Majority of U.S. Agrees Attorney Ads Increase Number of Lawsuits, IRC Survey Finds
Most Americans believe attorney advertising increases the number of liability claims and lawsuits and more than half link these ads to higher insurance costs. Awareness of litigation financing has also increased, but many Americans remain unsure what to think of the practice, according to a new survey by the Insurance Research Council (IRC), a division of The Institutes.

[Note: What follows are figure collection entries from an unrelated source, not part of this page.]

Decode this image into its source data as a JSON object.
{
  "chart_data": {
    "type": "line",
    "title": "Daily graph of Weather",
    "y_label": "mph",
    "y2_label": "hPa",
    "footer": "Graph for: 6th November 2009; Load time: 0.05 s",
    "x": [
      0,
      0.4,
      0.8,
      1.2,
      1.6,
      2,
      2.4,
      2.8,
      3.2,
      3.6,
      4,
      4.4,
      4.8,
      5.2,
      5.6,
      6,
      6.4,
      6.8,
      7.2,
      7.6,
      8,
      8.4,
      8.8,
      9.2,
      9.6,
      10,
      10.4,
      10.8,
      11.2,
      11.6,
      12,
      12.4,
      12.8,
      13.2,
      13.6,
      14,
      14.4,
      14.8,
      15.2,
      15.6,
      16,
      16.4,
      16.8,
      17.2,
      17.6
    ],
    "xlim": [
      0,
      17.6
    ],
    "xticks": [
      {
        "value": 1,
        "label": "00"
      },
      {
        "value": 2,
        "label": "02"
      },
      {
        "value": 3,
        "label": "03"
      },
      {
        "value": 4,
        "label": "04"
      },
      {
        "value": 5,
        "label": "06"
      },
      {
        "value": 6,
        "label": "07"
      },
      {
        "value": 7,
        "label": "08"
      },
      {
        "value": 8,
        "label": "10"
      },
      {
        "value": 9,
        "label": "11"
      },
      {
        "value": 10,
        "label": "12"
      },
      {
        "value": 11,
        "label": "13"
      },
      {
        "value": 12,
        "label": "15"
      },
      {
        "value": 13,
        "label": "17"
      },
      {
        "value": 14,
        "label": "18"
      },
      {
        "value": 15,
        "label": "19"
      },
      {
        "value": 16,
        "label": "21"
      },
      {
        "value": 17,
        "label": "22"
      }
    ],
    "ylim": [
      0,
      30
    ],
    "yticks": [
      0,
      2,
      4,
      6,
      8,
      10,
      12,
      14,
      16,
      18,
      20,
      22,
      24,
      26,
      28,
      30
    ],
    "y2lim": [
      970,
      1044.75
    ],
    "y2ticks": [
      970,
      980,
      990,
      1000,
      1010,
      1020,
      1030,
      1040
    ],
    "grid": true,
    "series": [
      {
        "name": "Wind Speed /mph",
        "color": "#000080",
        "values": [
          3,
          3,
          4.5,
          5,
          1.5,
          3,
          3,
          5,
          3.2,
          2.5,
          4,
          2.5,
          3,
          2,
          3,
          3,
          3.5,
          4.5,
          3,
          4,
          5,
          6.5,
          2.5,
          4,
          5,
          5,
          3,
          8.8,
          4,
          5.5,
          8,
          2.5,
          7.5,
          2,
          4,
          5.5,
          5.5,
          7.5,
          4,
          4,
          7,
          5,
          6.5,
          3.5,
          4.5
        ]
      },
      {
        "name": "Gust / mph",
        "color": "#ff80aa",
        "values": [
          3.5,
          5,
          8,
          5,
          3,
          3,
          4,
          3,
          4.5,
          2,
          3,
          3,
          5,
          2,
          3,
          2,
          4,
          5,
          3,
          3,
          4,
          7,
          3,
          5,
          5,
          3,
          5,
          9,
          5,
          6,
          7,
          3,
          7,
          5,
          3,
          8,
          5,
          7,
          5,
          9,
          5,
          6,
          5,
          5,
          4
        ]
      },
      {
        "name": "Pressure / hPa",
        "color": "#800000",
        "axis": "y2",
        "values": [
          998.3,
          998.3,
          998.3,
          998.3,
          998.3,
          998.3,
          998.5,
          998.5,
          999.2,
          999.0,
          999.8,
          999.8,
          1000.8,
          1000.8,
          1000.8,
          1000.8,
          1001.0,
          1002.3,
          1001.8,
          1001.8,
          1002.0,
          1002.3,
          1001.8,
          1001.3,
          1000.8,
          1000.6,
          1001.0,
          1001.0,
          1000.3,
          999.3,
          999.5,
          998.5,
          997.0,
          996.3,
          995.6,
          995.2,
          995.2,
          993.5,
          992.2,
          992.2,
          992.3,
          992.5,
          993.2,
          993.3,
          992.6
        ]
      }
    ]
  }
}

“The public sees a connection between attorney ads and the cost of insurance. Two-thirds of respondents who had an opinion said advertising by attorneys increases the number of liability claims and lawsuits. Fifty-nine percent said such advertising increases the cost of insurance,” said Dale Porfilio, FCAS, MAAA, president, IRC. The survey also found 81 percent of Americans had seen an attorney advertisement within the past year, yet 39 percent had never heard of the term ‘litigation funding,’ which allows plaintiffs to finance their lawsuits with funds from outside investors.
Public Attitudes on Litigation Trends and the Role of Attorneys in Auto Insurance Claims, based on a survey conducted from October 13 to 27, 2021 on behalf of the IRC by market research firm Dynata, Inc., examines public attitudes on issues around litigation and the impact on insurance. Through the online survey of more than 1,500 respondents, the IRC found that:
- Consumers generally expect insurers to settle auto insurance claims fairly and quickly, but about one in four (24%) say they would hire an attorney before even contacting an insurer about an auto insurance claim.

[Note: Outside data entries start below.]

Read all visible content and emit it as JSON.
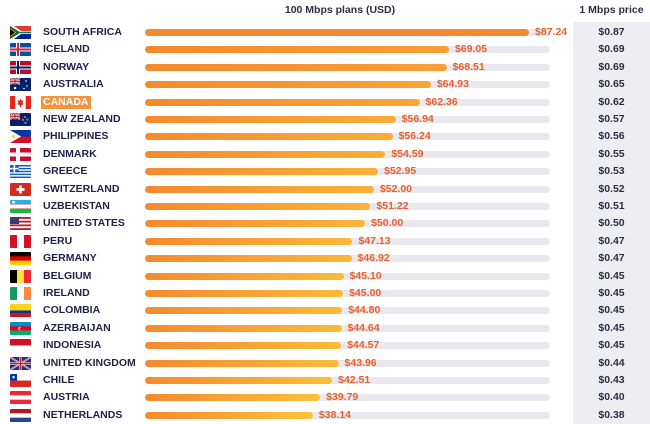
{
  "headers": {
    "main": "100 Mbps plans (USD)",
    "price": "1 Mbps price"
  },
  "colors": {
    "bar_dark": "#f5892f",
    "bar_light": "#fcc23b",
    "value_text": "#e8612c",
    "highlight": "#f7913a"
  },
  "highlighted_country": "CANADA",
  "chart_data": {
    "type": "bar",
    "orientation": "horizontal",
    "title": "100 Mbps plans (USD)",
    "xlim": [
      0,
      92
    ],
    "categories": [
      "SOUTH AFRICA",
      "ICELAND",
      "NORWAY",
      "AUSTRALIA",
      "CANADA",
      "NEW ZEALAND",
      "PHILIPPINES",
      "DENMARK",
      "GREECE",
      "SWITZERLAND",
      "UZBEKISTAN",
      "UNITED STATES",
      "PERU",
      "GERMANY",
      "BELGIUM",
      "IRELAND",
      "COLOMBIA",
      "AZERBAIJAN",
      "INDONESIA",
      "UNITED KINGDOM",
      "CHILE",
      "AUSTRIA",
      "NETHERLANDS"
    ],
    "values": [
      87.24,
      69.05,
      68.51,
      64.93,
      62.36,
      56.94,
      56.24,
      54.59,
      52.95,
      52.0,
      51.22,
      50.0,
      47.13,
      46.92,
      45.1,
      45.0,
      44.8,
      44.64,
      44.57,
      43.96,
      42.51,
      39.79,
      38.14
    ],
    "value_labels": [
      "$87.24",
      "$69.05",
      "$68.51",
      "$64.93",
      "$62.36",
      "$56.94",
      "$56.24",
      "$54.59",
      "$52.95",
      "$52.00",
      "$51.22",
      "$50.00",
      "$47.13",
      "$46.92",
      "$45.10",
      "$45.00",
      "$44.80",
      "$44.64",
      "$44.57",
      "$43.96",
      "$42.51",
      "$39.79",
      "$38.14"
    ],
    "secondary_column": {
      "name": "1 Mbps price",
      "values": [
        "$0.87",
        "$0.69",
        "$0.69",
        "$0.65",
        "$0.62",
        "$0.57",
        "$0.56",
        "$0.55",
        "$0.53",
        "$0.52",
        "$0.51",
        "$0.50",
        "$0.47",
        "$0.47",
        "$0.45",
        "$0.45",
        "$0.45",
        "$0.45",
        "$0.45",
        "$0.44",
        "$0.43",
        "$0.40",
        "$0.38"
      ]
    },
    "flags": [
      "south-africa-flag",
      "iceland-flag",
      "norway-flag",
      "australia-flag",
      "canada-flag",
      "new-zealand-flag",
      "philippines-flag",
      "denmark-flag",
      "greece-flag",
      "switzerland-flag",
      "uzbekistan-flag",
      "united-states-flag",
      "peru-flag",
      "germany-flag",
      "belgium-flag",
      "ireland-flag",
      "colombia-flag",
      "azerbaijan-flag",
      "indonesia-flag",
      "united-kingdom-flag",
      "chile-flag",
      "austria-flag",
      "netherlands-flag"
    ]
  }
}
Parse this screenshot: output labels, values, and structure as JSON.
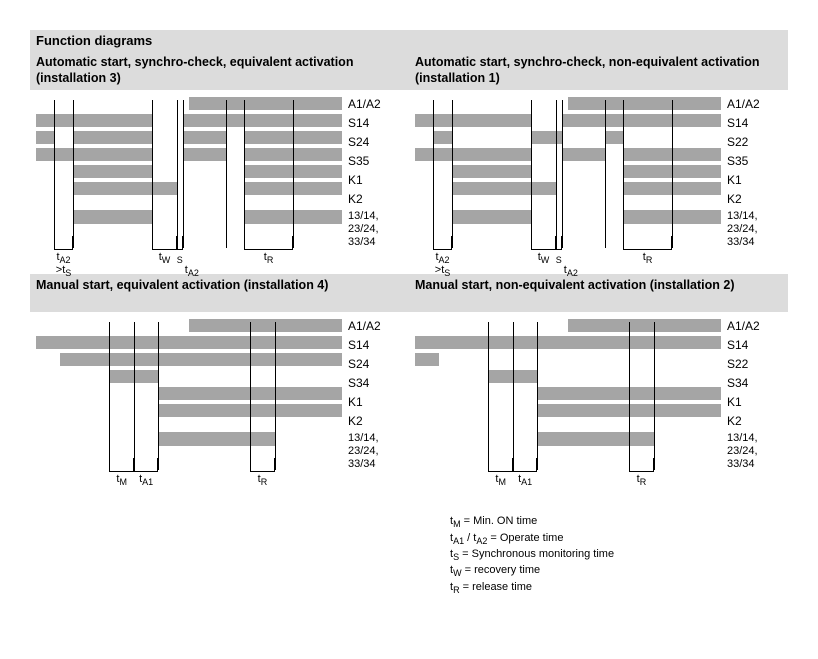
{
  "mainTitle": "Function diagrams",
  "barColor": "#a5a5a5",
  "headerBg": "#dcdcdc",
  "panels": [
    {
      "id": "p1",
      "title": "Automatic start, synchro-check, equivalent activation (installation 3)",
      "rowLabels": [
        "A1/A2",
        "S14",
        "S24",
        "S35",
        "K1",
        "K2",
        "13/14, 23/24, 33/34"
      ],
      "segments": [
        [
          [
            50,
            100
          ]
        ],
        [
          [
            0,
            38
          ],
          [
            48,
            100
          ]
        ],
        [
          [
            0,
            6
          ],
          [
            12,
            38
          ],
          [
            48,
            62
          ],
          [
            68,
            100
          ]
        ],
        [
          [
            0,
            38
          ],
          [
            48,
            62
          ],
          [
            68,
            100
          ]
        ],
        [
          [
            12,
            38
          ],
          [
            68,
            100
          ]
        ],
        [
          [
            12,
            46
          ],
          [
            68,
            100
          ]
        ],
        [
          [
            12,
            38
          ],
          [
            68,
            100
          ]
        ]
      ],
      "vlines": [
        6,
        12,
        38,
        46,
        48,
        62,
        68,
        84
      ],
      "markers": [
        {
          "from": 6,
          "to": 12,
          "label": "t",
          "sub": "A2",
          "label2": ">t",
          "sub2": "S"
        },
        {
          "from": 38,
          "to": 46,
          "label": "t",
          "sub": "W"
        },
        {
          "from": 46,
          "to": 48,
          "label": "<t",
          "sub": "S",
          "label2": "t",
          "sub2": "A2",
          "shift": 12
        },
        {
          "from": 68,
          "to": 84,
          "label": "t",
          "sub": "R"
        }
      ]
    },
    {
      "id": "p2",
      "title": "Automatic start, synchro-check, non-equivalent activation (installation 1)",
      "rowLabels": [
        "A1/A2",
        "S14",
        "S22",
        "S35",
        "K1",
        "K2",
        "13/14, 23/24, 33/34"
      ],
      "segments": [
        [
          [
            50,
            100
          ]
        ],
        [
          [
            0,
            38
          ],
          [
            48,
            100
          ]
        ],
        [
          [
            6,
            12
          ],
          [
            38,
            48
          ],
          [
            62,
            68
          ]
        ],
        [
          [
            0,
            38
          ],
          [
            48,
            62
          ],
          [
            68,
            100
          ]
        ],
        [
          [
            12,
            38
          ],
          [
            68,
            100
          ]
        ],
        [
          [
            12,
            46
          ],
          [
            68,
            100
          ]
        ],
        [
          [
            12,
            38
          ],
          [
            68,
            100
          ]
        ]
      ],
      "vlines": [
        6,
        12,
        38,
        46,
        48,
        62,
        68,
        84
      ],
      "markers": [
        {
          "from": 6,
          "to": 12,
          "label": "t",
          "sub": "A2",
          "label2": ">t",
          "sub2": "S"
        },
        {
          "from": 38,
          "to": 46,
          "label": "t",
          "sub": "W"
        },
        {
          "from": 46,
          "to": 48,
          "label": "<t",
          "sub": "S",
          "label2": "t",
          "sub2": "A2",
          "shift": 12
        },
        {
          "from": 68,
          "to": 84,
          "label": "t",
          "sub": "R"
        }
      ]
    },
    {
      "id": "p3",
      "title": "Manual start, equivalent activation (installation 4)",
      "rowLabels": [
        "A1/A2",
        "S14",
        "S24",
        "S34",
        "K1",
        "K2",
        "13/14, 23/24, 33/34"
      ],
      "segments": [
        [
          [
            50,
            100
          ]
        ],
        [
          [
            0,
            100
          ]
        ],
        [
          [
            8,
            100
          ]
        ],
        [
          [
            24,
            40
          ]
        ],
        [
          [
            40,
            100
          ]
        ],
        [
          [
            40,
            100
          ]
        ],
        [
          [
            40,
            78
          ]
        ]
      ],
      "vlines": [
        24,
        32,
        40,
        70,
        78
      ],
      "markers": [
        {
          "from": 24,
          "to": 32,
          "label": "t",
          "sub": "M"
        },
        {
          "from": 32,
          "to": 40,
          "label": "t",
          "sub": "A1"
        },
        {
          "from": 70,
          "to": 78,
          "label": "t",
          "sub": "R"
        }
      ]
    },
    {
      "id": "p4",
      "title": "Manual start, non-equivalent activation (installation 2)",
      "rowLabels": [
        "A1/A2",
        "S14",
        "S22",
        "S34",
        "K1",
        "K2",
        "13/14, 23/24, 33/34"
      ],
      "segments": [
        [
          [
            50,
            100
          ]
        ],
        [
          [
            0,
            100
          ]
        ],
        [
          [
            0,
            8
          ]
        ],
        [
          [
            24,
            40
          ]
        ],
        [
          [
            40,
            100
          ]
        ],
        [
          [
            40,
            100
          ]
        ],
        [
          [
            40,
            78
          ]
        ]
      ],
      "vlines": [
        24,
        32,
        40,
        70,
        78
      ],
      "markers": [
        {
          "from": 24,
          "to": 32,
          "label": "t",
          "sub": "M"
        },
        {
          "from": 32,
          "to": 40,
          "label": "t",
          "sub": "A1"
        },
        {
          "from": 70,
          "to": 78,
          "label": "t",
          "sub": "R"
        }
      ]
    }
  ],
  "legend": {
    "lines": [
      {
        "sym": "t",
        "sub": "M",
        "text": " = Min. ON time"
      },
      {
        "sym": "t",
        "sub": "A1",
        "sym2": " / t",
        "sub2": "A2",
        "text": " = Operate time"
      },
      {
        "sym": "t",
        "sub": "S",
        "text": " = Synchronous monitoring time"
      },
      {
        "sym": "t",
        "sub": "W",
        "text": " = recovery time"
      },
      {
        "sym": "t",
        "sub": "R",
        "text": " = release time"
      }
    ]
  }
}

- The views of many consumers about the benefits of hiring attorneys to help with insurance claims conflict with evidence from claims-based research.
- Most Americans believe there are too many personal injury lawsuits today.
- Significant generational differences exist on these topics, with younger respondents being far more likely than older respondents to favorably view attorney involvement and litigation.
- The public’s level of understanding suggests some educational opportunities for those seeking to address costs in the insurance system.
“This survey builds on many years of IRC work examining the role of attorneys in insurance claims and the resulting consequences,” Porfilio said. “Our longstanding series of closed auto injury claim studies has shown an ever-increasing rate of attorney involvement, even among no-fault claims.”
Porfilio, who is also Chief Insurance Officer of the Insurance Information Institute (Triple-I), noted that these IRC studies consistently show that claimants who hired attorneys waited significantly longer to receive their claim settlements. “The average auto injury claim payment, adjusted for the medical expenses owed and any applicable legal fees, was lower among claimants who hired attorneys compared with claimants who did not. Given the costs added to the system and the lack of evidence of clear benefit for the claimant, it is important to understand public attitudes about attorney involvement.”